Yeah, I get that. I guess I'm still grappling with that pervasive feeling of being unappreciated, from the bottom of the ladder to the last person on the line, forgotten as everybody praises the purported next big thing. That would make this very, well, self-centered, and even if I know that will help me be euphoric, at least, for the next few hours, it's not something I really want. It's one of those ironies. You want the attention but you don't like the idea of unwarranted attention.
So, there's the other reason, which only makes sense if you've actually endeared yourself to your potential audience, which, in my case, is the back row with earmuffs and Conan O'Brien
's anti-spoiler technology. The problem, thus, with a lack of appreciation.
And then there's the other problem: goodbyes are almost always never planned. Some are anticipated, so there's reason to suit up, which explains why most employees cannot leave their desks for thirty days after they've filed their resignation. There's those surprises that happen because someone did something wrong. And then there's death, in which case you can never really deliver a goodbye speech unless you've left behind your will, and even then, you don't have any control of what happens next. You still die as that voyeur who kept tabs on your previous relationships, even if you're not capable enough to carry them out. Or something like that.
For us at the receiving end, there's that familiar mix. I'm sure they'll celebrate if I do, and they'll cry if one of them does. Same goes with me.
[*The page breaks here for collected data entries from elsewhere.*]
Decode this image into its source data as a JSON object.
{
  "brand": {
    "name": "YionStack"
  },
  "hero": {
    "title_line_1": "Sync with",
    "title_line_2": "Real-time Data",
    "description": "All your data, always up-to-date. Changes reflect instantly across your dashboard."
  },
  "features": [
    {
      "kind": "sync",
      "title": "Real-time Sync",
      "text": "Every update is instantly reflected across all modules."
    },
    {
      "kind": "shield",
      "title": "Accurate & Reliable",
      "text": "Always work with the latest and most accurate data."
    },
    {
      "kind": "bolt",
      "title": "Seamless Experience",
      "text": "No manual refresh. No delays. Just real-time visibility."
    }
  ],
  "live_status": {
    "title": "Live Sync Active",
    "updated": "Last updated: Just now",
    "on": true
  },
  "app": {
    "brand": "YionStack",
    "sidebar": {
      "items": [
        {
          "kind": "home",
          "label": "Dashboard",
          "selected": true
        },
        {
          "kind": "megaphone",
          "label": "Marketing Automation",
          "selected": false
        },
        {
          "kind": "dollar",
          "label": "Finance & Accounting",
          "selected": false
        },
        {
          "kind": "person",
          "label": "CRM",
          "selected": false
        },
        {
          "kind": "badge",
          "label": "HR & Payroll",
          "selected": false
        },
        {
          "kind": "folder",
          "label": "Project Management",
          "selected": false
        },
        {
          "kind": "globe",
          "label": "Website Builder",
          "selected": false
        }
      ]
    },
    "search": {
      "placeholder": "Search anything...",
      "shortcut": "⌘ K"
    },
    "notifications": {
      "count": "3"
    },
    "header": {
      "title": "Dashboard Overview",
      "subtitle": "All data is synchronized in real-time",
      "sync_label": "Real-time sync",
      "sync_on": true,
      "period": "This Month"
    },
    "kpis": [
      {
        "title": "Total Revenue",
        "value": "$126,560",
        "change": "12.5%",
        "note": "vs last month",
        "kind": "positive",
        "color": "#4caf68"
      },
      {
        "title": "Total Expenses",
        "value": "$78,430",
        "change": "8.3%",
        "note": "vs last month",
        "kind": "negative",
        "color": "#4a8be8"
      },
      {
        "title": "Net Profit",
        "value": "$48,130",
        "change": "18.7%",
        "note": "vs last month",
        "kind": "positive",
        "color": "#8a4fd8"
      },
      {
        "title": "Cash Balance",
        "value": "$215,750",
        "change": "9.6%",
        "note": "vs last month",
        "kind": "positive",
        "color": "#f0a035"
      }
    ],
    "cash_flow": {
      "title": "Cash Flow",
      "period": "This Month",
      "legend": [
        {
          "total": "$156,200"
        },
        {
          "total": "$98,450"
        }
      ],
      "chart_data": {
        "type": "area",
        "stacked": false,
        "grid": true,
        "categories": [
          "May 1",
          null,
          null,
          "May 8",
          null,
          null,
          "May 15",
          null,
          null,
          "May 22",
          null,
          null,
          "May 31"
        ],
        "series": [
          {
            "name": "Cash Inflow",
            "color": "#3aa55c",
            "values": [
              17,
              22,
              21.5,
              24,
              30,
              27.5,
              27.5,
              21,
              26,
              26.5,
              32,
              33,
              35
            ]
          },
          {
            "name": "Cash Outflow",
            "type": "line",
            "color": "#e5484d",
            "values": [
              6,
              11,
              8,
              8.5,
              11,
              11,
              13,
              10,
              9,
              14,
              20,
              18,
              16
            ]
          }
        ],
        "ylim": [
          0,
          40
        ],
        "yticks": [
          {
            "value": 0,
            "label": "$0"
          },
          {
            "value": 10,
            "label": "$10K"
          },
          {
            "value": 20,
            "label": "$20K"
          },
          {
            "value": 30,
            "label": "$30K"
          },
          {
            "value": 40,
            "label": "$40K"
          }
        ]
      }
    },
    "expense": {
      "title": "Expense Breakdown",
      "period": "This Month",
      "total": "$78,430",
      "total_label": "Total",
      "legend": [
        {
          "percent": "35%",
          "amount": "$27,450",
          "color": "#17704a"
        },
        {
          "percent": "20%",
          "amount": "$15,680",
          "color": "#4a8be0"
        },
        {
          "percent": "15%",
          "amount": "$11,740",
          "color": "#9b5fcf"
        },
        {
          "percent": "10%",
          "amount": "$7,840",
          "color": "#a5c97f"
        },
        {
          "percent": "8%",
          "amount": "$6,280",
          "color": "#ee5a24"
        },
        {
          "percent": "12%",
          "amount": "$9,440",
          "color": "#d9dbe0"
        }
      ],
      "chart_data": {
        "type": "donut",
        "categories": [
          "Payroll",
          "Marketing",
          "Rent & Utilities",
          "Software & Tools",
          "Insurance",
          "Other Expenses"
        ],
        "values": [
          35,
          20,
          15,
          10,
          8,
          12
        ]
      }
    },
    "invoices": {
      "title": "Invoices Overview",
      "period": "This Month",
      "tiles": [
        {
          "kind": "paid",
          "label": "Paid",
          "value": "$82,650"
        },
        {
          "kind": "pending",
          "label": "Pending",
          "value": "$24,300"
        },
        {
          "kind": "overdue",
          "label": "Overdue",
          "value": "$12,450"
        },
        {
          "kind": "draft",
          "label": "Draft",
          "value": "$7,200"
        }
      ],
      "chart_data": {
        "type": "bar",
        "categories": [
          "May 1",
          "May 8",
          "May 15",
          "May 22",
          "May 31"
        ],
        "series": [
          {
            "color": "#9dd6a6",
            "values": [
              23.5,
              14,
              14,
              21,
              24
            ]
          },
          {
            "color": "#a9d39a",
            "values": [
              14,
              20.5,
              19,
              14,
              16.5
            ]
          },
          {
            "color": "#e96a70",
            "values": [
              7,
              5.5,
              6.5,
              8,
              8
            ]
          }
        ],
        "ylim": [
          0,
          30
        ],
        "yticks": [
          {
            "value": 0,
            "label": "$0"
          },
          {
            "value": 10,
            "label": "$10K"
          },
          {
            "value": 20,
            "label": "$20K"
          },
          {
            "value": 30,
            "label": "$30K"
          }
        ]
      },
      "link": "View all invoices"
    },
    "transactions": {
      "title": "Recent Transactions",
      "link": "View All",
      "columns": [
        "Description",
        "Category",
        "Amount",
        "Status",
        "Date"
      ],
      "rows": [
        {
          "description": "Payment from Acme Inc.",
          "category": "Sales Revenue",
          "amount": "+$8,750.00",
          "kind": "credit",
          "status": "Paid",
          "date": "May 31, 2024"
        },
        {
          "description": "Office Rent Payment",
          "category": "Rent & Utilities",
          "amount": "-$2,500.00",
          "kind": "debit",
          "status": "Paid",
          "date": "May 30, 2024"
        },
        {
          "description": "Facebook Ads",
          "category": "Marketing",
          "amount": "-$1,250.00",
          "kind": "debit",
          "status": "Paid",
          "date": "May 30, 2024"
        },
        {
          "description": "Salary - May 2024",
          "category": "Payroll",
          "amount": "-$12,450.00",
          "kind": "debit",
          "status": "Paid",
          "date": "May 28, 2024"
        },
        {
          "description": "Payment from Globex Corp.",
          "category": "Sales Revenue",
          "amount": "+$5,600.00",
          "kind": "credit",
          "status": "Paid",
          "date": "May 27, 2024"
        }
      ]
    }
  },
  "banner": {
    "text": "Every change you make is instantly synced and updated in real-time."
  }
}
It depends on what the departing one has done - either you've been very supportive, or you've been a boon to their existence, always looking with those dismissive glasses, and everything else that comes in between. So, you either feel empowered again, or you spin around in a daze, feeling the world has come to an end, and everything else.
(Like that one over there. Yes, you.)
Today was a weird day. Not the least, a very disengaging day, not after everything that happened in the first two hours, not after the realization that you're all but safe where you are, that everything's gone save for everything you wanted gone, and that you'll have to start again. And to think I started everything without any idea of what to expect, only to end up feeling, well, I don't know. Rattled? Surrounded? Defeated? Hopeless? Something, definitely, and not what you expected, if you consider what you said you'll do before. Things just do change, and sometimes you're nice enough to pitch in a word before you finally let go of it. Or, like the rest, just continue and not care.
Send my regards, then, to the boy from film school who didn't say a word. I thought I'd be the one to go first. But you, well, you probably don't know what you did. And I didn't expect it either. Not the least because of what everybody else said. Good luck, I suppose. And, most definitely, goodbye.
I'll go rattle myself back to complacency.